The lack of sophistication in this encoder/decoder pair makes it very light on CPU and memory usage, and thus an excellent pre-procesor for a more heavyweight compression method (like gzip or lzo) to reduce the amount of work that has to be done to produce a compact version of a disk image or other large file which is likely to contain a substantial amount of "empty" space.

Part of the intent of this code is as an example for teaching c to developers unfamiliar with the language, using a practical but straightforward problem to make it easy to focus on the code and what it does.

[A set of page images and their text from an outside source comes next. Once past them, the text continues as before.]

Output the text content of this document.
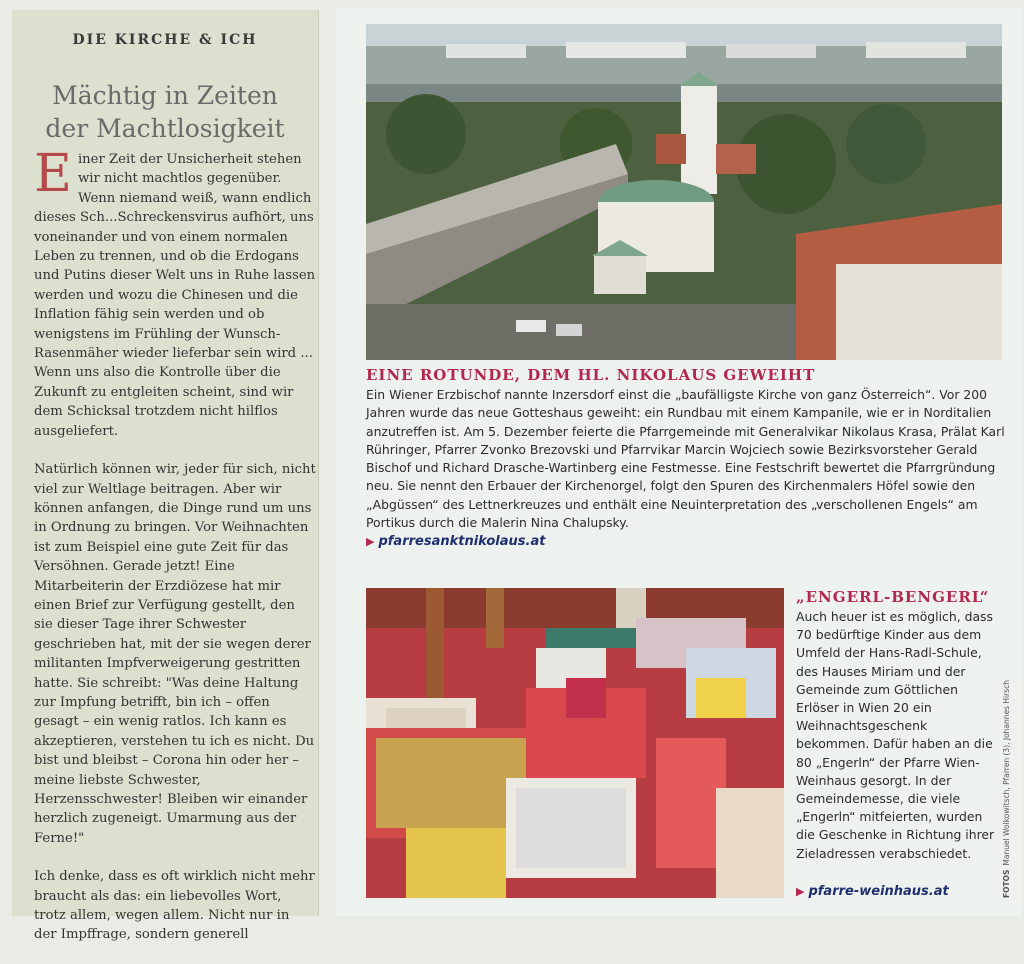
DIE KIRCHE & ICH
Mächtig in Zeiten
der Machtlosigkeit

Einer Zeit der Unsicherheit stehen wir nicht machtlos gegenüber. Wenn niemand weiß, wann endlich dieses Sch...Schreckensvirus aufhört, uns voneinander und von einem normalen Leben zu trennen, und ob die Erdogans und Putins dieser Welt uns in Ruhe lassen werden und wozu die Chinesen und die Inflation fähig sein werden und ob wenigstens im Frühling der Wunsch-Rasenmäher wieder lieferbar sein wird ... Wenn uns also die Kontrolle über die Zukunft zu entgleiten scheint, sind wir dem Schicksal trotzdem nicht hilflos ausgeliefert.

Natürlich können wir, jeder für sich, nicht viel zur Weltlage beitragen. Aber wir können anfangen, die Dinge rund um uns in Ordnung zu bringen. Vor Weihnachten ist zum Beispiel eine gute Zeit für das Versöhnen. Gerade jetzt! Eine Mitarbeiterin der Erzdiözese hat mir einen Brief zur Verfügung gestellt, den sie dieser Tage ihrer Schwester geschrieben hat, mit der sie wegen derer militanten Impfverweigerung gestritten hatte. Sie schreibt: "Was deine Haltung zur Impfung betrifft, bin ich – offen gesagt – ein wenig ratlos. Ich kann es akzeptieren, verstehen tu ich es nicht. Du bist und bleibst – Corona hin oder her – meine liebste Schwester, Herzensschwester! Bleiben wir einander herzlich zugeneigt. Umarmung aus der Ferne!"

Ich denke, dass es oft wirklich nicht mehr braucht als das: ein liebevolles Wort, trotz allem, wegen allem. Nicht nur in der Impffrage, sondern generell

EINE ROTUNDE, DEM HL. NIKOLAUS GEWEIHT
Ein Wiener Erzbischof nannte Inzersdorf einst die „baufälligste Kirche von ganz Österreich“. Vor 200 Jahren wurde das neue Gotteshaus geweiht: ein Rundbau mit einem Kampanile, wie er in Norditalien anzutreffen ist. Am 5. Dezember feierte die Pfarrgemeinde mit Generalvikar Nikolaus Krasa, Prälat Karl Rühringer, Pfarrer Zvonko Brezovski und Pfarrvikar Marcin Wojciech sowie Bezirksvorsteher Gerald Bischof und Richard Drasche-Wartinberg eine Festmesse. Eine Festschrift bewertet die Pfarrgründung neu. Sie nennt den Erbauer der Kirchenorgel, folgt den Spuren des Kirchenmalers Höfel sowie den „Abgüssen“ des Lettnerkreuzes und enthält eine Neuinterpretation des „verschollenen Engels“ am Portikus durch die Malerin Nina Chalupsky.
▶ pfarresanktnikolaus.at
„ENGERL-BENGERL“
Auch heuer ist es möglich, dass 70 bedürftige Kinder aus dem Umfeld der Hans-Radl-Schule, des Hauses Miriam und der Gemeinde zum Göttlichen Erlöser in Wien 20 ein Weihnachtsgeschenk bekommen. Dafür haben an die 80 „Engerln“ der Pfarre Wien-Weinhaus gesorgt. In der Gemeindemesse, die viele „Engerln“ mitfeierten, wurden die Geschenke in Richtung ihrer Zieladressen verabschiedet.
▶ pfarre-weinhaus.at	FOTOSManuel Wolkowitsch, Pfarren (3), Johannes Hirsch
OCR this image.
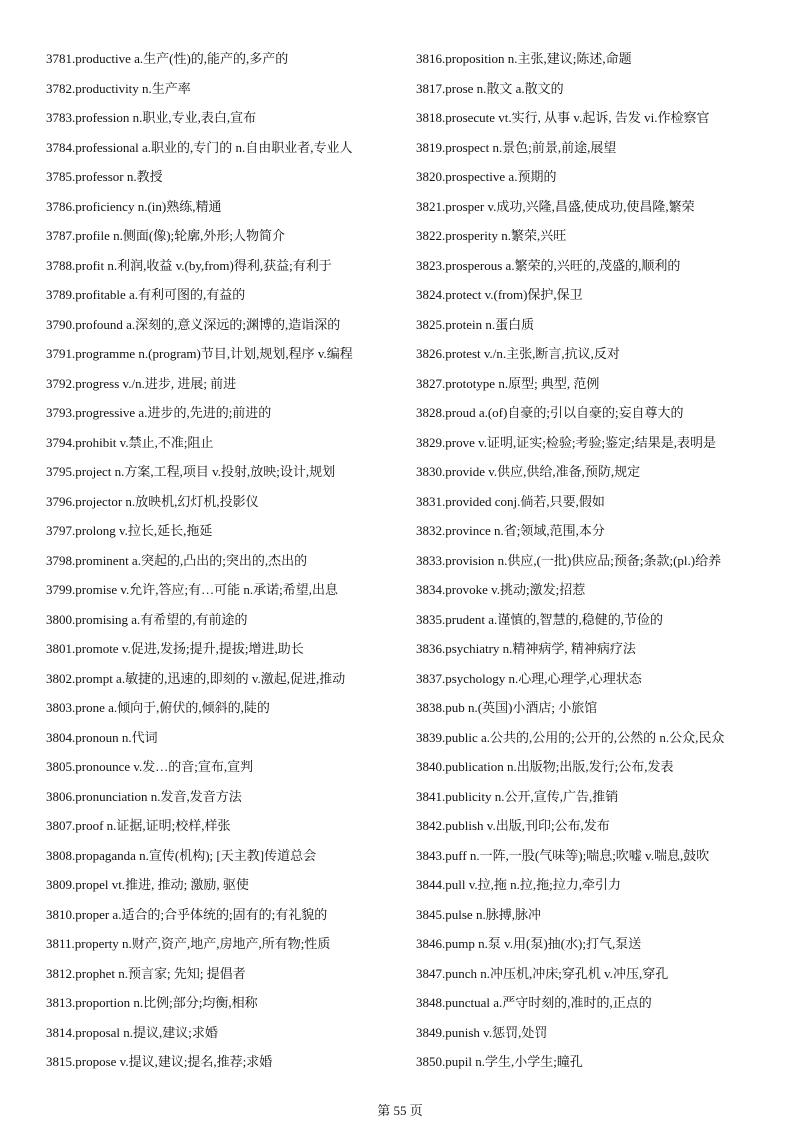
3781.productive a.生产(性)的,能产的,多产的
3782.productivity n.生产率
3783.profession n.职业,专业,表白,宣布
3784.professional a.职业的,专门的 n.自由职业者,专业人
3785.professor n.教授
3786.proficiency n.(in)熟练,精通
3787.profile n.侧面(像);轮廓,外形;人物简介
3788.profit n.利润,收益 v.(by,from)得利,获益;有利于
3789.profitable a.有利可图的,有益的
3790.profound a.深刻的,意义深远的;渊博的,造诣深的
3791.programme n.(program)节目,计划,规划,程序 v.编程
3792.progress v./n.进步, 进展; 前进
3793.progressive a.进步的,先进的;前进的
3794.prohibit v.禁止,不准;阻止
3795.project n.方案,工程,项目 v.投射,放映;设计,规划
3796.projector n.放映机,幻灯机,投影仪
3797.prolong v.拉长,延长,拖延
3798.prominent a.突起的,凸出的;突出的,杰出的
3799.promise v.允许,答应;有…可能 n.承诺;希望,出息
3800.promising a.有希望的,有前途的
3801.promote v.促进,发扬;提升,提拔;增进,助长
3802.prompt a.敏捷的,迅速的,即刻的 v.激起,促进,推动
3803.prone a.倾向于,俯伏的,倾斜的,陡的
3804.pronoun n.代词
3805.pronounce v.发…的音;宣布,宣判
3806.pronunciation n.发音,发音方法
3807.proof n.证据,证明;校样,样张
3808.propaganda n.宣传(机构); [天主教]传道总会
3809.propel vt.推进, 推动; 激励, 驱使
3810.proper a.适合的;合乎体统的;固有的;有礼貌的
3811.property n.财产,资产,地产,房地产,所有物;性质
3812.prophet n.预言家; 先知; 提倡者
3813.proportion n.比例;部分;均衡,相称
3814.proposal n.提议,建议;求婚
3815.propose v.提议,建议;提名,推荐;求婚
3816.proposition n.主张,建议;陈述,命题
3817.prose n.散文 a.散文的
3818.prosecute vt.实行, 从事 v.起诉, 告发 vi.作检察官
3819.prospect n.景色;前景,前途,展望
3820.prospective a.预期的
3821.prosper v.成功,兴隆,昌盛,使成功,使昌隆,繁荣
3822.prosperity n.繁荣,兴旺
3823.prosperous a.繁荣的,兴旺的,茂盛的,顺利的
3824.protect v.(from)保护,保卫
3825.protein n.蛋白质
3826.protest v./n.主张,断言,抗议,反对
3827.prototype n.原型; 典型, 范例
3828.proud a.(of)自豪的;引以自豪的;妄自尊大的
3829.prove v.证明,证实;检验;考验;鉴定;结果是,表明是
3830.provide v.供应,供给,准备,预防,规定
3831.provided conj.倘若,只要,假如
3832.province n.省;领域,范围,本分
3833.provision n.供应,(一批)供应品;预备;条款;(pl.)给养
3834.provoke v.挑动;激发;招惹
3835.prudent a.谨慎的,智慧的,稳健的,节俭的
3836.psychiatry n.精神病学, 精神病疗法
3837.psychology n.心理,心理学,心理状态
3838.pub n.(英国)小酒店; 小旅馆
3839.public a.公共的,公用的;公开的,公然的 n.公众,民众
3840.publication n.出版物;出版,发行;公布,发表
3841.publicity n.公开,宣传,广告,推销
3842.publish v.出版,刊印;公布,发布
3843.puff n.一阵,一股(气味等);喘息;吹嘘 v.喘息,鼓吹
3844.pull v.拉,拖 n.拉,拖;拉力,牵引力
3845.pulse n.脉搏,脉冲
3846.pump n.泵 v.用(泵)抽(水);打气,泵送
3847.punch n.冲压机,冲床;穿孔机 v.冲压,穿孔
3848.punctual a.严守时刻的,准时的,正点的
3849.punish v.惩罚,处罚
3850.pupil n.学生,小学生;瞳孔
第 55 页
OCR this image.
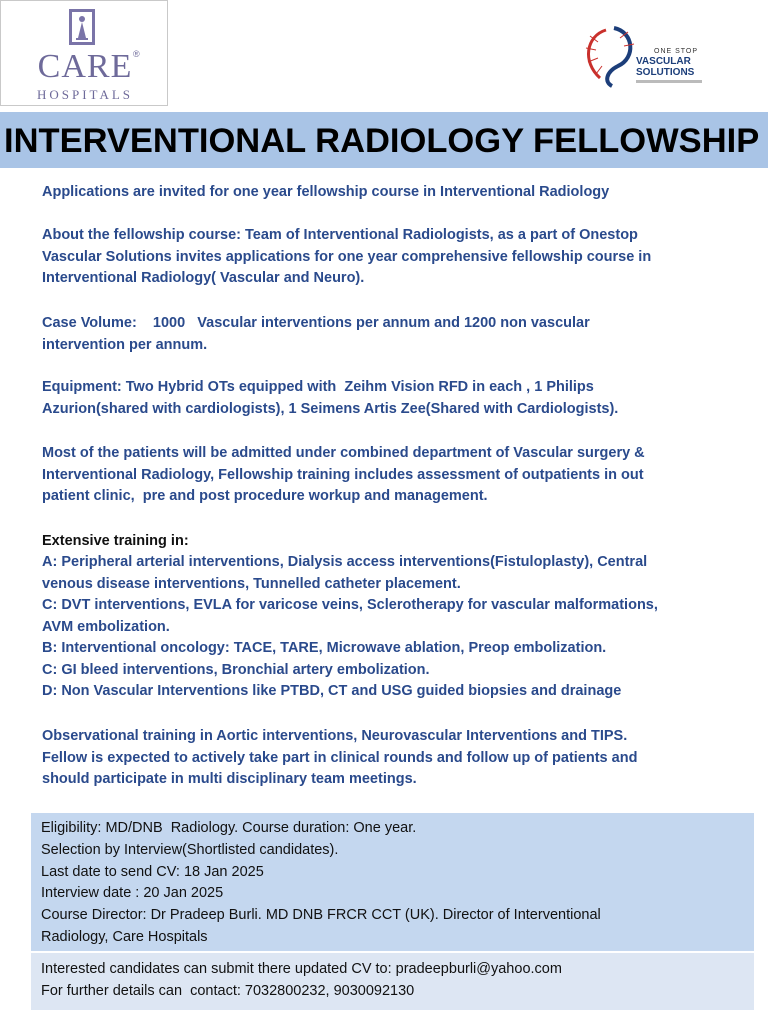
CARE ®
HOSPITALS
ONE STOP
VASCULAR
SOLUTIONS
INTERVENTIONAL RADIOLOGY FELLOWSHIP
Applications are invited for one year fellowship course in Interventional Radiology
About the fellowship course: Team of Interventional Radiologists, as a part of Onestop
Vascular Solutions invites applications for one year comprehensive fellowship course in
Interventional Radiology( Vascular and Neuro).
Case Volume:    1000   Vascular interventions per annum and 1200 non vascular
intervention per annum.
Equipment: Two Hybrid OTs equipped with  Zeihm Vision RFD in each , 1 Philips
Azurion(shared with cardiologists), 1 Seimens Artis Zee(Shared with Cardiologists).
Most of the patients will be admitted under combined department of Vascular surgery &
Interventional Radiology, Fellowship training includes assessment of outpatients in out
patient clinic,  pre and post procedure workup and management.
Extensive training in:
A: Peripheral arterial interventions, Dialysis access interventions(Fistuloplasty), Central
venous disease interventions, Tunnelled catheter placement.
C: DVT interventions, EVLA for varicose veins, Sclerotherapy for vascular malformations,
AVM embolization.
B: Interventional oncology: TACE, TARE, Microwave ablation, Preop embolization.
C: GI bleed interventions, Bronchial artery embolization.
D: Non Vascular Interventions like PTBD, CT and USG guided biopsies and drainage
Observational training in Aortic interventions, Neurovascular Interventions and TIPS.
Fellow is expected to actively take part in clinical rounds and follow up of patients and
should participate in multi disciplinary team meetings.
Eligibility: MD/DNB  Radiology. Course duration: One year.
Selection by Interview(Shortlisted candidates).
Last date to send CV: 18 Jan 2025
Interview date : 20 Jan 2025
Course Director: Dr Pradeep Burli. MD DNB FRCR CCT (UK). Director of Interventional
Radiology, Care Hospitals
Interested candidates can submit there updated CV to: pradeepburli@yahoo.com
For further details can  contact: 7032800232, 9030092130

Because of this, more commentary is included than would be typical for an implementation of this sort of tool - it helps to explain what is going on and why things are done the way the are to someone who is not yet sufficiently familiar with the language to see this in the code itself.

sparseencode

Takes a file (or "-", to indicate stdin) as input and writes a sparse-encoded stream to stdout.

sparsedecode

Reads a sparse-encoded stream from stdin and decodes it as a sparse file at the specified path (or to stdout if "-" is specified as the output path, in which case the "sparse" chunks will be output as 4KiB sequences of zeros).

sparsefilter

Reads from a file and writes a sparse version of it at the specified path, without having to start a sparseencode and sparsedecode process with a pipe to join them.

sparsecheck

Takes a file (or "-", to indicate stdin) as input and prints statistics on the degree to which the input is "sparse" as would be encoded by the sparseencode utility.